Ainda não descobriram grelhas de excel para medir a falta de ética. Nem para medir a estupidez e a falta de vergonha para quem engendrou esta geringonça para aferir o mérito ou o demérito da vítima na balança da avaliação. Michael Sandel em “A tirania do mérito” deixa bem claro a problemática e o argumento do mérito tão bajulado por quem está incumbido de algum tipo de poder, sim, preferencialmente nas escolas, mas não só. 

“…o que chamamos de mérito é o resultado de um longo argumento ideológico, que é projetado para “lavar” uma distribuição ofensiva da vantagem — com o objetivo de disfarçar privilégios e fazer coisas que estão erradas parecerem certas.” 

E diz mais, muito mais. 

“Na verdade, a meritocracia leva pessoas normalmente decentes, que se comportam como as pessoas geralmente se comportam, a produzir consequências muito ruins.”

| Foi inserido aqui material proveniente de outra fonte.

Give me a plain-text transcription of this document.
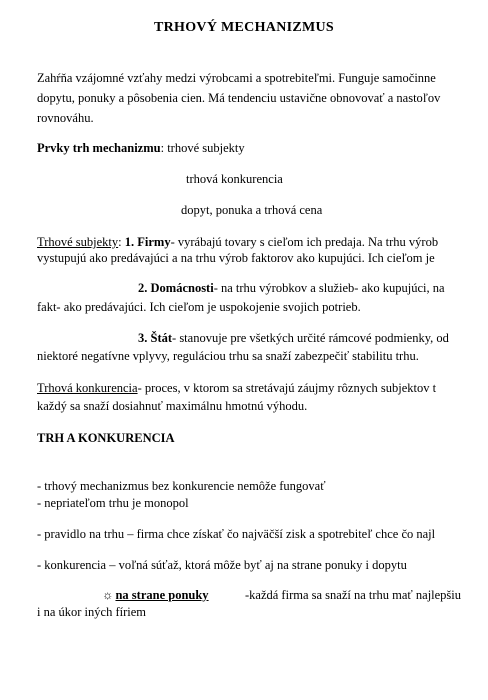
TRHOVÝ MECHANIZMUS
Zahŕňa vzájomné vzťahy medzi výrobcami a spotrebiteľmi. Funguje samočinne
dopytu, ponuky a pôsobenia cien. Má tendenciu ustavične obnovovať a nastoľov
rovnováhu.
Prvky trh mechanizmu: trhové subjekty
trhová konkurencia
dopyt, ponuka a trhová cena
Trhové subjekty: 1. Firmy- vyrábajú tovary s cieľom ich predaja. Na trhu výrob
vystupujú ako predávajúci a na trhu výrob faktorov ako kupujúci. Ich cieľom je
2. Domácnosti- na trhu výrobkov a služieb- ako kupujúci, na
fakt- ako predávajúci. Ich cieľom je uspokojenie svojich potrieb.
3. Štát- stanovuje pre všetkých určité rámcové podmienky, od
niektoré negatívne vplyvy, reguláciou trhu sa snaží zabezpečiť stabilitu trhu.
Trhová konkurencia- proces, v ktorom sa stretávajú záujmy rôznych subjektov t
každý sa snaží dosiahnuť maximálnu hmotnú výhodu.
TRH A KONKURENCIA
- trhový mechanizmus bez konkurencie nemôže fungovať
- nepriateľom trhu je monopol
- pravidlo na trhu – firma chce získať čo najväčší zisk a spotrebiteľ chce čo najl
- konkurencia – voľná súťaž, ktorá môže byť aj na strane ponuky i dopytu
☼ na strane ponuky	-každá firma sa snaží na trhu mať najlepšiu
i na úkor iných fíriem
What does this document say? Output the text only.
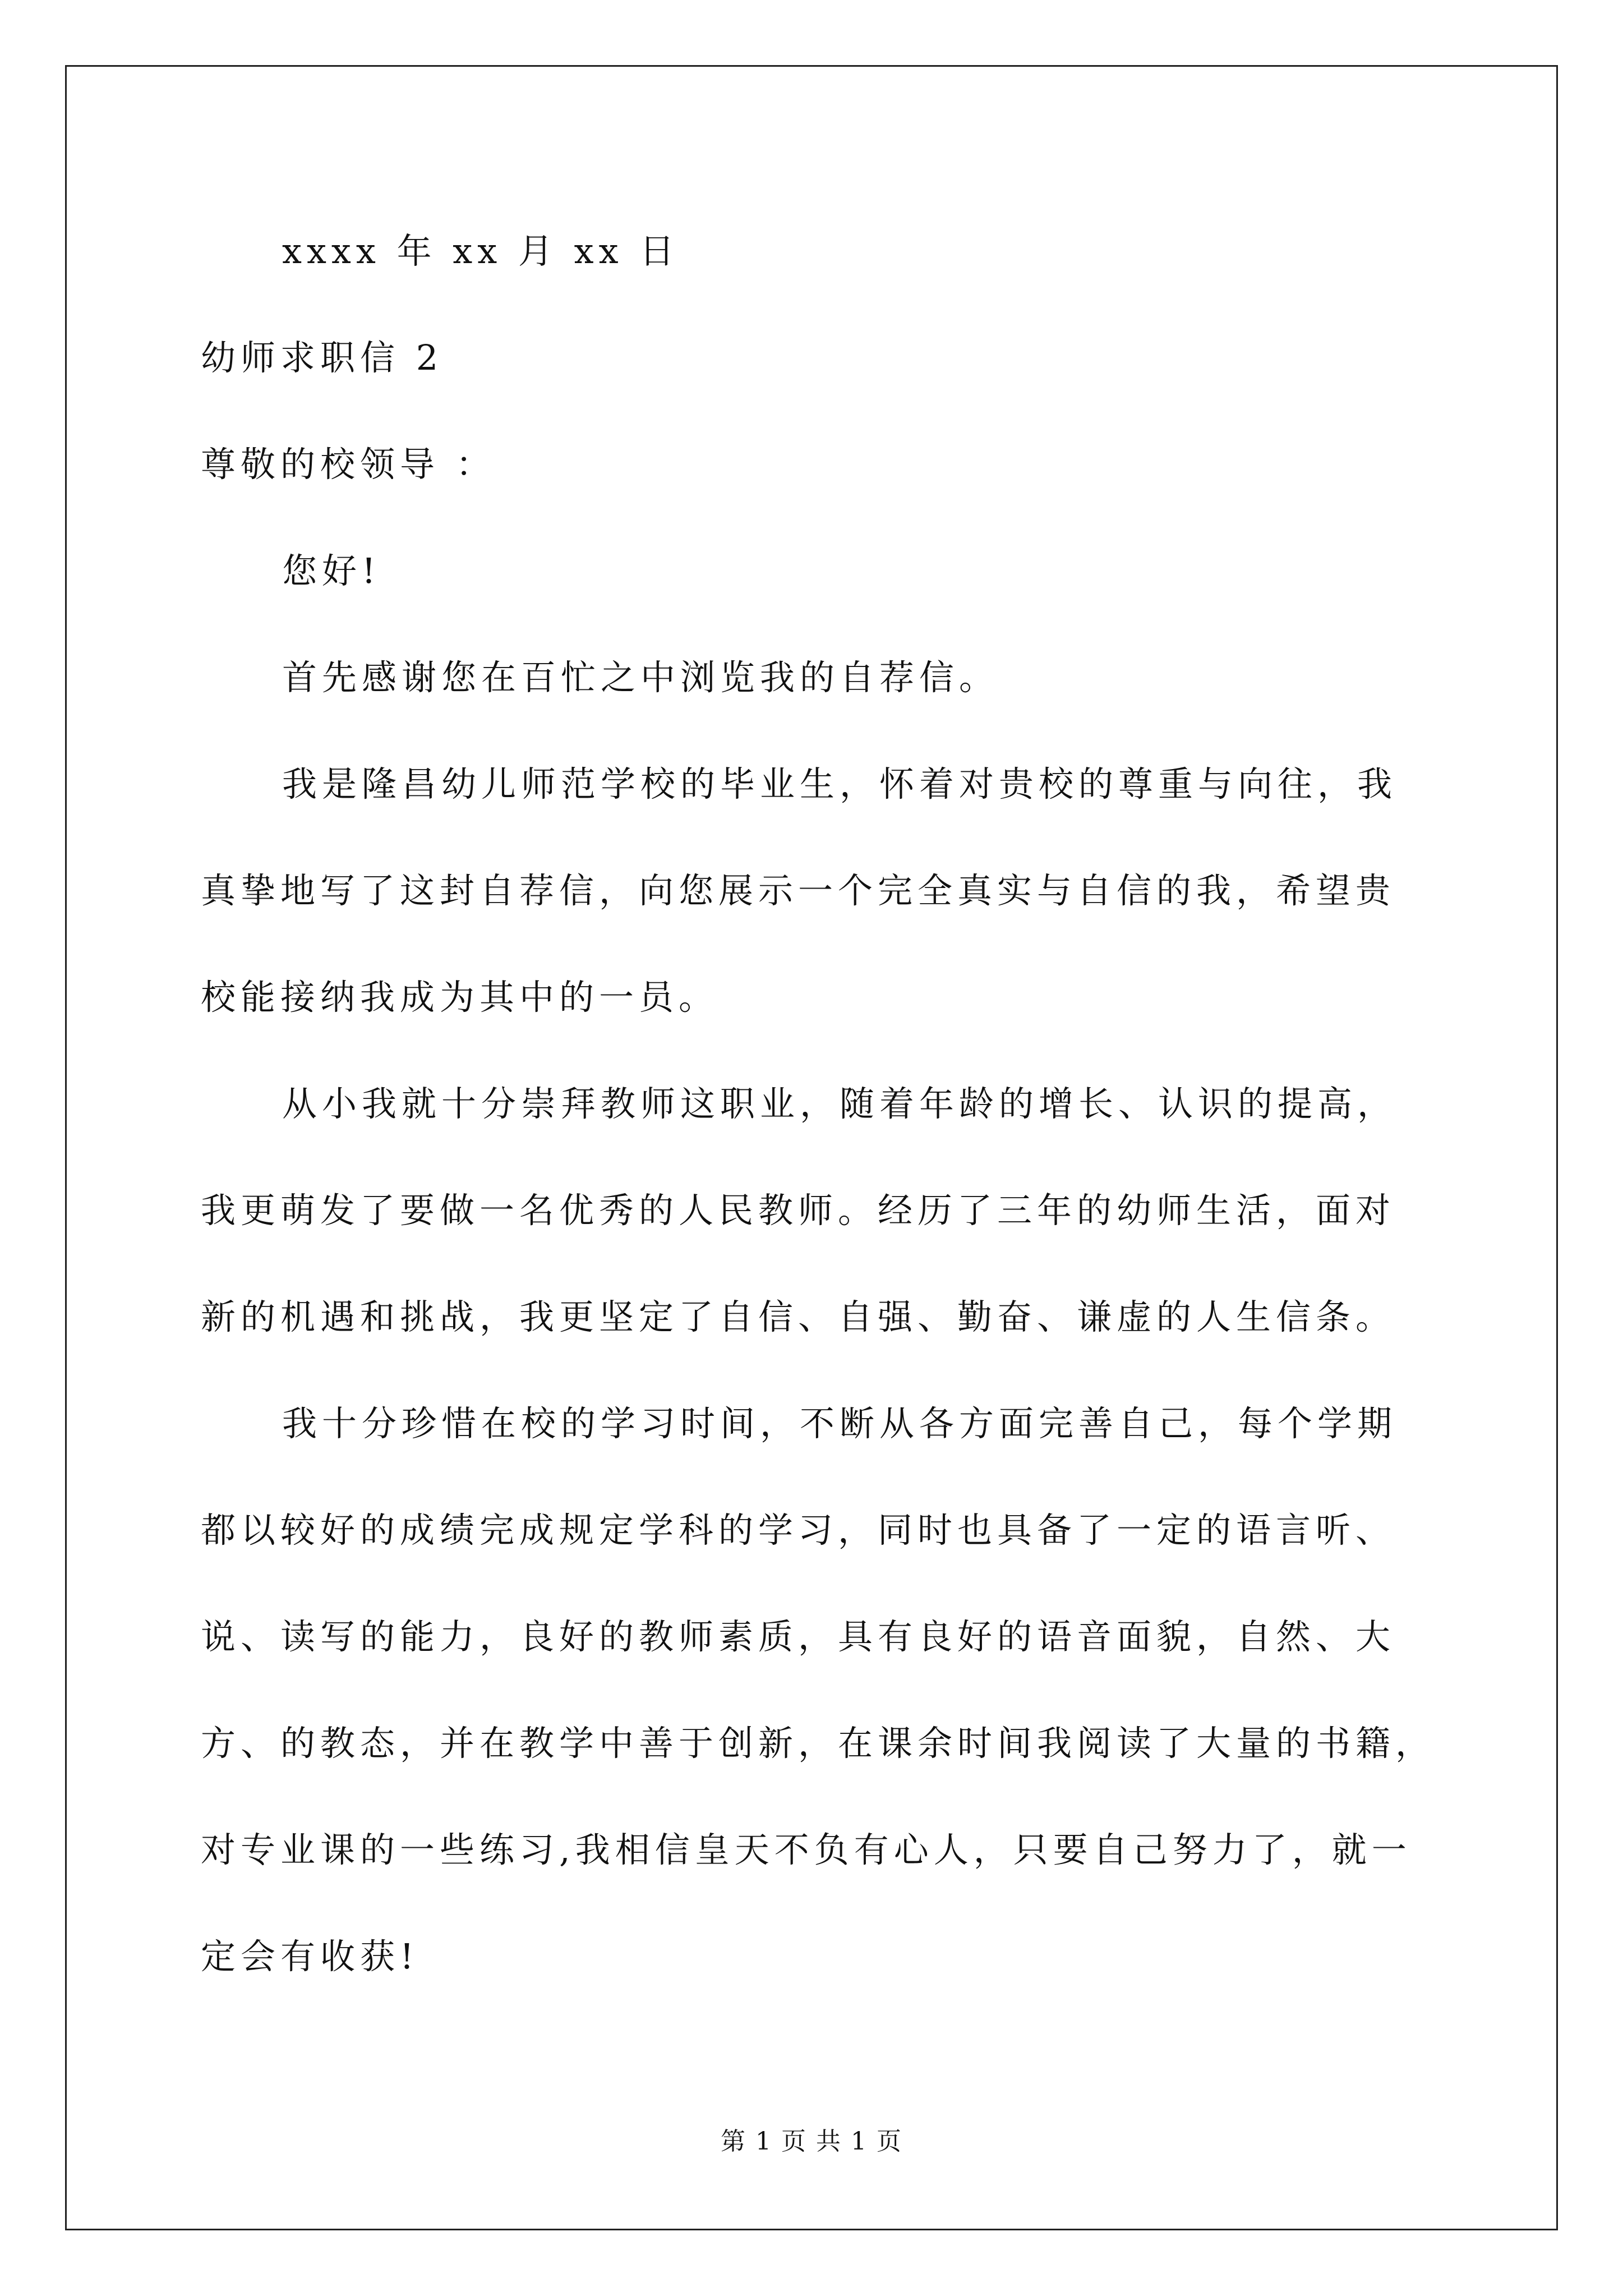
xxxx 年 xx 月 xx 日
幼师求职信 2
尊敬的校领导 ：
您好!
首先感谢您在百忙之中浏览我的自荐信。
我是隆昌幼儿师范学校的毕业生，怀着对贵校的尊重与向往，我
真挚地写了这封自荐信，向您展示一个完全真实与自信的我，希望贵
校能接纳我成为其中的一员。
从小我就十分崇拜教师这职业，随着年龄的增长、认识的提高，
我更萌发了要做一名优秀的人民教师。经历了三年的幼师生活，面对
新的机遇和挑战，我更坚定了自信、自强、勤奋、谦虚的人生信条。
我十分珍惜在校的学习时间，不断从各方面完善自己，每个学期
都以较好的成绩完成规定学科的学习，同时也具备了一定的语言听、
说、读写的能力，良好的教师素质，具有良好的语音面貌，自然、大
方、的教态，并在教学中善于创新，在课余时间我阅读了大量的书籍，
对专业课的一些练习,我相信皇天不负有心人，只要自己努力了，就一
定会有收获!
第 1 页 共 1 页
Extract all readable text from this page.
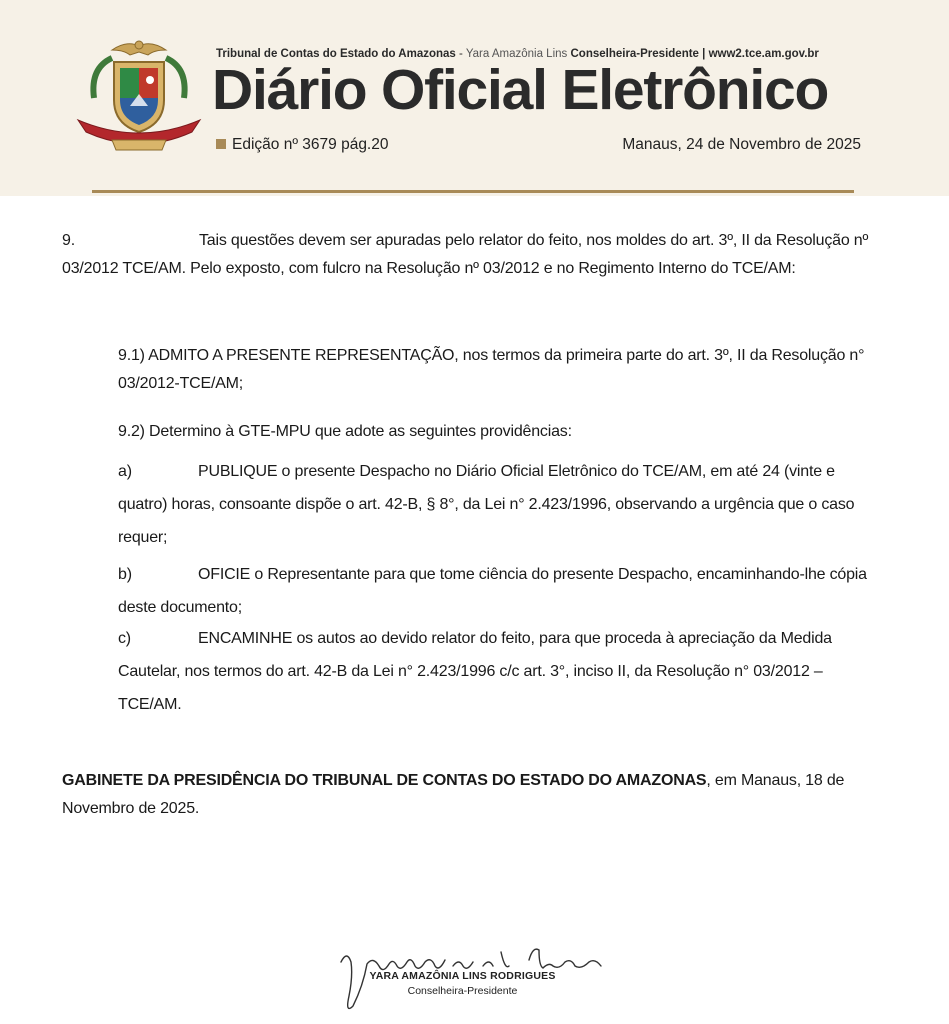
Tribunal de Contas do Estado do Amazonas - Yara Amazônia Lins Conselheira-Presidente | www2.tce.am.gov.br
Diário Oficial Eletrônico
Edição nº 3679 pág.20	Manaus, 24 de Novembro de 2025
9.	Tais questões devem ser apuradas pelo relator do feito, nos moldes do art. 3º, II da Resolução nº
03/2012 TCE/AM. Pelo exposto, com fulcro na Resolução nº 03/2012 e no Regimento Interno do TCE/AM:
9.1) ADMITO A PRESENTE REPRESENTAÇÃO, nos termos da primeira parte do art. 3º, II da Resolução n°
03/2012-TCE/AM;
9.2) Determino à GTE-MPU que adote as seguintes providências:
a)	PUBLIQUE o presente Despacho no Diário Oficial Eletrônico do TCE/AM, em até 24 (vinte e
quatro) horas, consoante dispõe o art. 42-B, § 8°, da Lei n° 2.423/1996, observando a urgência que o caso
requer;
b)	OFICIE o Representante para que tome ciência do presente Despacho, encaminhando-lhe cópia
deste documento;
c)	ENCAMINHE os autos ao devido relator do feito, para que proceda à apreciação da Medida
Cautelar, nos termos do art. 42-B da Lei n° 2.423/1996 c/c art. 3°, inciso II, da Resolução n° 03/2012 –
TCE/AM.
GABINETE DA PRESIDÊNCIA DO TRIBUNAL DE CONTAS DO ESTADO DO AMAZONAS, em Manaus, 18 de
Novembro de 2025.
YARA AMAZÔNIA LINS RODRIGUES
Conselheira-Presidente
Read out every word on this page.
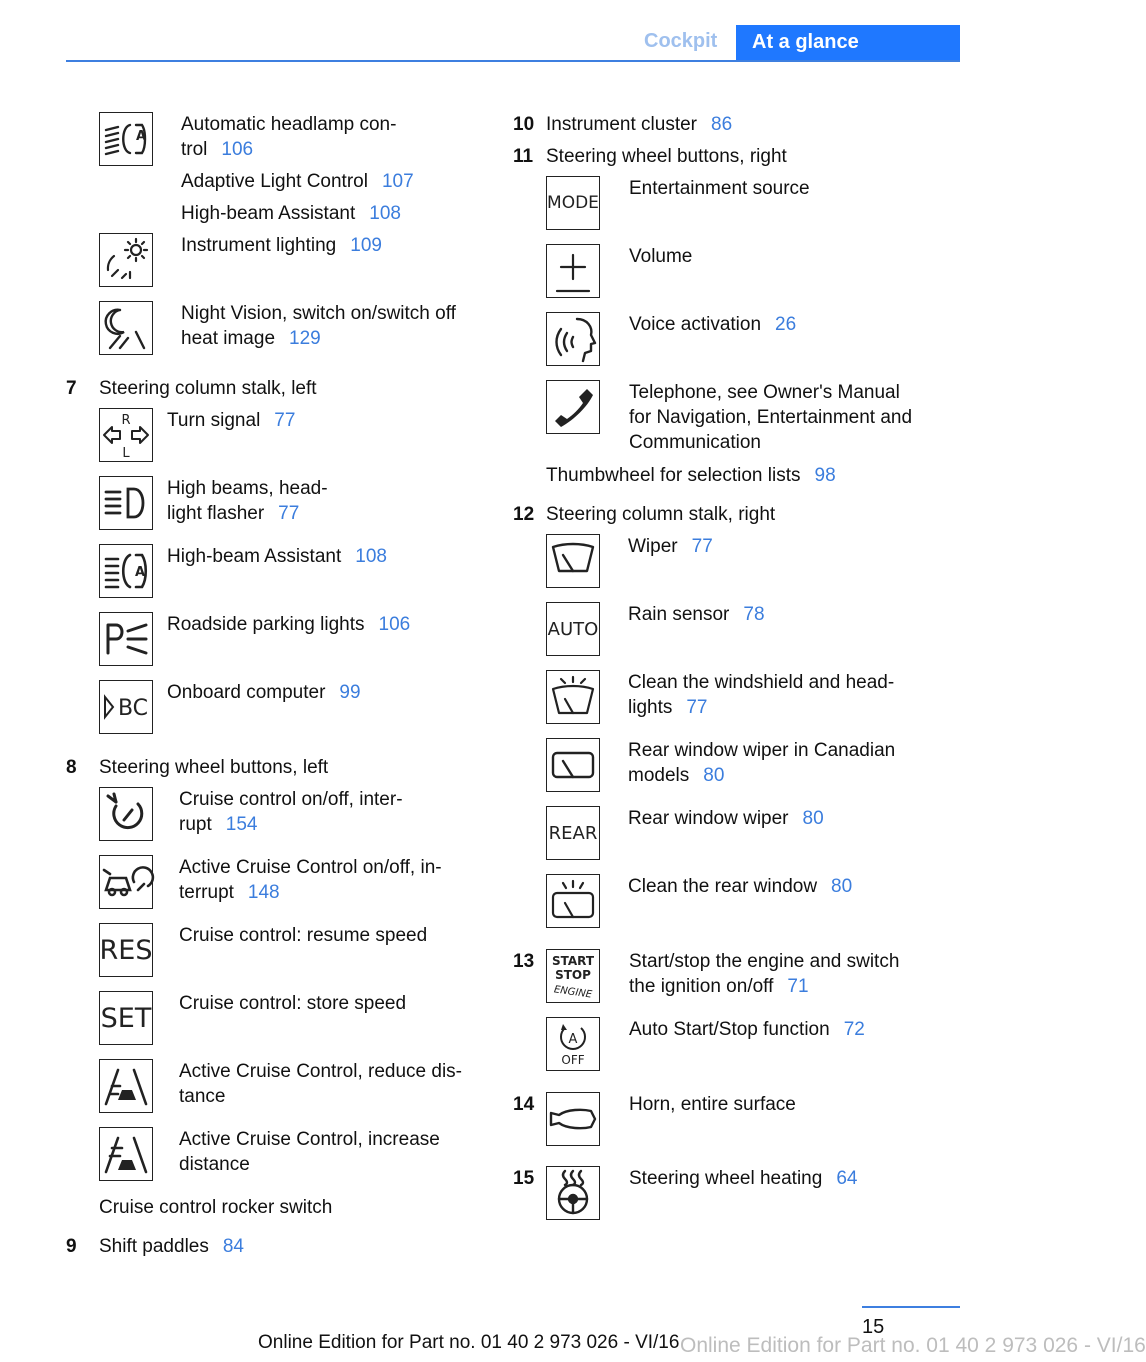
Cockpit At a glance
A
Automatic headlamp con-
trol 106
Adaptive Light Control 107
High-beam Assistant 108
Instrument lighting 109
Night Vision, switch on/switch off
heat image 129
7 Steering column stalk, left
R
L
Turn signal 77
High beams, head-
light flasher 77
A
High-beam Assistant 108
Roadside parking lights 106
BC
Onboard computer 99
8 Steering wheel buttons, left
Cruise control on/off, inter-
rupt 154
Active Cruise Control on/off, in-
terrupt 148
RES Cruise control: resume speed
SET Cruise control: store speed
Active Cruise Control, reduce dis-
tance
Active Cruise Control, increase
distance
Cruise control rocker switch
9 Shift paddles 84
10 Instrument cluster 86
11 Steering wheel buttons, right
MODE
Entertainment source
Volume
Voice activation 26
Telephone, see Owner's Manual
for Navigation, Entertainment and
Communication
Thumbwheel for selection lists 98
12 Steering column stalk, right
Wiper 77
AUTO
Rain sensor 78
Clean the windshield and head-
lights 77
Rear window wiper in Canadian
models 80
REAR
Rear window wiper 80
Clean the rear window 80
13 START
STOP
ENGINE
Start/stop the engine and switch
the ignition on/off 71
A
OFF
Auto Start/Stop function 72
14	Horn, entire surface
15	Steering wheel heating 64
15
Online Edition for Part no. 01 40 2 973 026 - VI/16 Online Edition for Part no. 01 40 2 973 026 - VI/16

Dia 10 de junho, na cidade da Régua, pedi ao senhor Primeiro Ministro para recomendar a leitura de um livro ao seu homónimo Costa, mas João. E aceitou e levou a cartolina, que as tvs não quiseram mostrar. Preferiram os outros. “Injustiças e abusos no ensino em Portugal” de Victor Correia.

Hoje, recomendo a todos os poderosos, dentro e fora da escola, (leitura obrigatória) “A tirania do mérito” M. Sandel.